Первое место среди птиц я отведу саксаульной сойке. До моего приезда в Семиречье ее никто так далеко к северу не находил и считалось, что она у нас водится только в Туркменистане. Между тем Н. Б. Лебедев, узнав, что я занимаюсь птицами, начал допытываться у меня, что это за странную птицу он встречал в Прибалхашских песках: выскочит из-за бархана, посмотрит на людей и затем не улетает, а пускается удирать бегом; при этом так быстро, что угнаться за ней невозможно, и мгновенно скрывается из глаз. Все это подходило только к саксаульной сойке, а когда рассказчик описал очень точно и наружность птицы, я уже не сомневался в том, что это именно она. Однако когда я рассказал об этом нашему крупнейшему орнитологу, профессору М. А. Мензбиру, он ответил, что этого не может быть, если бы сойка водилась в Семиречье, ее давно бы нашли там и об этом было бы известно, причем добавил, что поверит только тогда, когда увидит добытый экземпляр. Хотя я вполне доверял рассказу Лебедева, но надо было доказать, что я прав, т. е. добыть птицу, и я решил во что бы то ни стало ее добыть.

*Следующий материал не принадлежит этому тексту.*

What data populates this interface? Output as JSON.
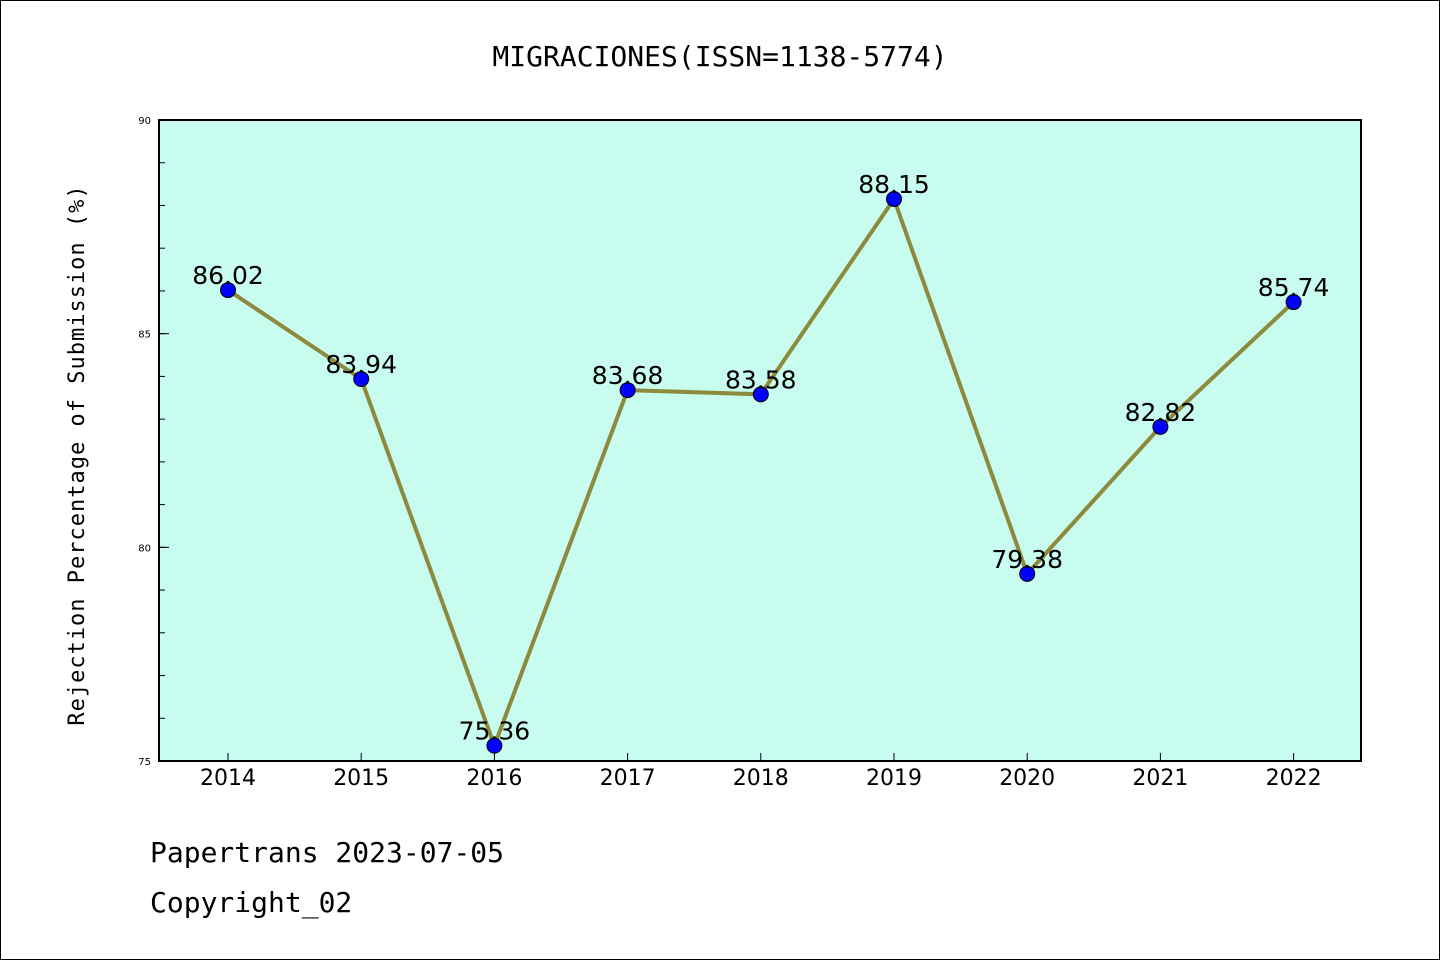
{
  "chart_data": {
    "type": "line",
    "title": "MIGRACIONES(ISSN=1138-5774)",
    "ylabel": "Rejection Percentage of Submission (%)",
    "xlabel": "",
    "categories": [
      "2014",
      "2015",
      "2016",
      "2017",
      "2018",
      "2019",
      "2020",
      "2021",
      "2022"
    ],
    "series": [
      {
        "values": [
          86.02,
          83.94,
          75.36,
          83.68,
          83.58,
          88.15,
          79.38,
          82.82,
          85.74
        ],
        "labels": [
          "86.02",
          "83.94",
          "75.36",
          "83.68",
          "83.58",
          "88.15",
          "79.38",
          "82.82",
          "85.74"
        ]
      }
    ],
    "ylim": [
      75,
      90
    ],
    "yticks": [
      "75",
      "80",
      "85",
      "90"
    ],
    "yminor_step": 1,
    "grid": false,
    "colors": {
      "plot_background": "#c8fcee",
      "line": "#8c8a3c",
      "marker": "#0000ff"
    }
  },
  "footer": {
    "line1": "Papertrans 2023-07-05",
    "line2": "Copyright_02"
  }
}
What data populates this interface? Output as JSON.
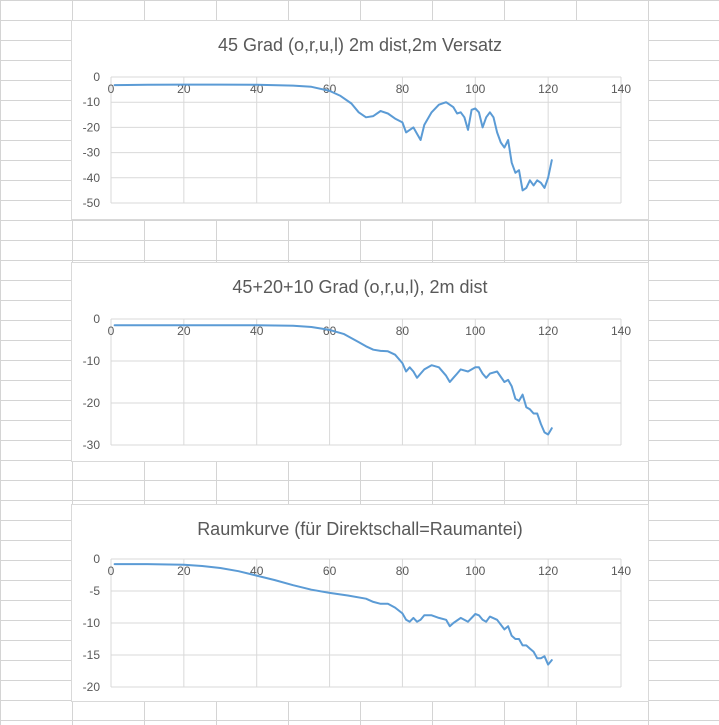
{
  "chart_data": [
    {
      "type": "line",
      "title": "45 Grad (o,r,u,l) 2m dist,2m Versatz",
      "xlabel": "",
      "ylabel": "",
      "xlim": [
        0,
        140
      ],
      "ylim": [
        -50,
        0
      ],
      "xticks": [
        0,
        20,
        40,
        60,
        80,
        100,
        120,
        140
      ],
      "yticks": [
        0,
        -10,
        -20,
        -30,
        -40,
        -50
      ],
      "grid": true,
      "series": [
        {
          "color": "#5b9bd5",
          "x": [
            1,
            10,
            20,
            30,
            40,
            50,
            55,
            60,
            63,
            66,
            68,
            70,
            72,
            74,
            76,
            78,
            80,
            81,
            82,
            83,
            84,
            85,
            86,
            88,
            90,
            92,
            94,
            95,
            96,
            97,
            98,
            99,
            100,
            101,
            102,
            103,
            104,
            105,
            106,
            107,
            108,
            109,
            110,
            111,
            112,
            113,
            114,
            115,
            116,
            117,
            118,
            119,
            120,
            121
          ],
          "y": [
            -3.2,
            -3.1,
            -3.0,
            -3.0,
            -3.1,
            -3.4,
            -3.9,
            -5.5,
            -7.5,
            -10.5,
            -14,
            -16,
            -15.5,
            -13.5,
            -14.5,
            -16.5,
            -18,
            -22,
            -21,
            -20,
            -22.5,
            -25,
            -19,
            -14,
            -11,
            -10,
            -12,
            -14.5,
            -14,
            -16,
            -21,
            -13,
            -12.5,
            -14,
            -20,
            -16,
            -14,
            -16,
            -22,
            -26,
            -28,
            -25,
            -34,
            -38,
            -37,
            -45,
            -44,
            -41,
            -43,
            -41,
            -42,
            -44,
            -40,
            -33
          ]
        }
      ]
    },
    {
      "type": "line",
      "title": "45+20+10 Grad (o,r,u,l), 2m dist",
      "xlabel": "",
      "ylabel": "",
      "xlim": [
        0,
        140
      ],
      "ylim": [
        -30,
        0
      ],
      "xticks": [
        0,
        20,
        40,
        60,
        80,
        100,
        120,
        140
      ],
      "yticks": [
        0,
        -10,
        -20,
        -30
      ],
      "grid": true,
      "series": [
        {
          "color": "#5b9bd5",
          "x": [
            1,
            10,
            20,
            30,
            40,
            50,
            55,
            60,
            64,
            68,
            70,
            72,
            74,
            76,
            78,
            80,
            81,
            82,
            83,
            84,
            85,
            86,
            88,
            90,
            92,
            93,
            94,
            95,
            96,
            98,
            100,
            101,
            102,
            103,
            104,
            106,
            108,
            109,
            110,
            111,
            112,
            113,
            114,
            115,
            116,
            117,
            118,
            119,
            120,
            121
          ],
          "y": [
            -1.5,
            -1.5,
            -1.5,
            -1.5,
            -1.5,
            -1.6,
            -1.9,
            -2.6,
            -3.6,
            -5.5,
            -6.5,
            -7.3,
            -7.6,
            -7.7,
            -8.5,
            -10.5,
            -12.5,
            -11.5,
            -12.5,
            -14,
            -13,
            -12,
            -11,
            -11.5,
            -13.5,
            -15,
            -14,
            -13,
            -12,
            -12.5,
            -11.5,
            -11.5,
            -13,
            -14,
            -13,
            -12.5,
            -15,
            -14.5,
            -16,
            -19,
            -19.5,
            -18,
            -21,
            -21.5,
            -22.5,
            -22.5,
            -25,
            -27,
            -27.5,
            -26
          ]
        }
      ]
    },
    {
      "type": "line",
      "title": "Raumkurve (für Direktschall=Raumantei)",
      "xlabel": "",
      "ylabel": "",
      "xlim": [
        0,
        140
      ],
      "ylim": [
        -20,
        0
      ],
      "xticks": [
        0,
        20,
        40,
        60,
        80,
        100,
        120,
        140
      ],
      "yticks": [
        0,
        -5,
        -10,
        -15,
        -20
      ],
      "grid": true,
      "series": [
        {
          "color": "#5b9bd5",
          "x": [
            1,
            10,
            20,
            25,
            30,
            35,
            40,
            45,
            50,
            55,
            60,
            65,
            70,
            72,
            74,
            76,
            78,
            80,
            81,
            82,
            83,
            84,
            85,
            86,
            88,
            90,
            92,
            93,
            94,
            96,
            98,
            100,
            101,
            102,
            103,
            104,
            106,
            108,
            109,
            110,
            111,
            112,
            113,
            114,
            115,
            116,
            117,
            118,
            119,
            120,
            121
          ],
          "y": [
            -0.8,
            -0.8,
            -0.9,
            -1.1,
            -1.4,
            -1.9,
            -2.6,
            -3.3,
            -4.1,
            -4.8,
            -5.3,
            -5.7,
            -6.2,
            -6.7,
            -7.0,
            -7.0,
            -7.6,
            -8.5,
            -9.5,
            -9.8,
            -9.2,
            -9.8,
            -9.5,
            -8.8,
            -8.8,
            -9.2,
            -9.5,
            -10.5,
            -10,
            -9.2,
            -9.8,
            -8.6,
            -8.8,
            -9.5,
            -9.8,
            -9.0,
            -9.5,
            -11,
            -10.5,
            -12,
            -12.5,
            -12.5,
            -13.5,
            -13.5,
            -14,
            -14.5,
            -15.5,
            -15.5,
            -15.2,
            -16.5,
            -15.8
          ]
        }
      ]
    }
  ]
}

Долго мне это не удавалось. Я старательно искал сойку во время своих экспедиций на Балхаш в 1908 и 1909 годах, но безрезультатно. Тогда решив, что раз она называется саксаульной сойкой, то должна жить в настоящем густом саксауле, какой мне до тех пор еще нигде не попадался, я осенью 1910 года совершил специально с целью поисков таинственной птицы целую экспедицию в великолепные саксаульники между реками Или и Каратад, Местами саксауловый лес здесь был настолько густ и так завален валежником, что через него почти невозможно было пробираться даже пешком. И таким лесом мы проехали многие десятки километров. Я и мой возничий, старик Скударнов, все глаза проглядели, высматривая сойку, но она, как заколдованная, не давалась нам. Так впустую и проделал я на телеге около 1000 километров.

Конечно, я привез разную другую добычу, сделал много наблюдений и посмотрел замечательные, никогда мною не виданные саксауловые леса. Но все это было не то… Мне нужна была саксаульная сойка. И я должен добыть ее, раз уверен, что она где-то тут есть.

В 1911 году я опять ездил на Балхаш, но по старому пути, вдоль Каратала, где никакой надежды найти сойку не было. В 1912 году странствовал в горных дебрях Тянь-Шаня, и только в 1913 году мне представилась наконец возможность попасть в те места Прибалхашья, где встречал загадочную птицу Н. В. Лебедев. Неужели я не найду ее и там? В эту поездку я спустился вдоль реки Или до Балхаша, проехал его берегом до устья Каратала и поднялся вверх по новому для меня левому берегу этой реки.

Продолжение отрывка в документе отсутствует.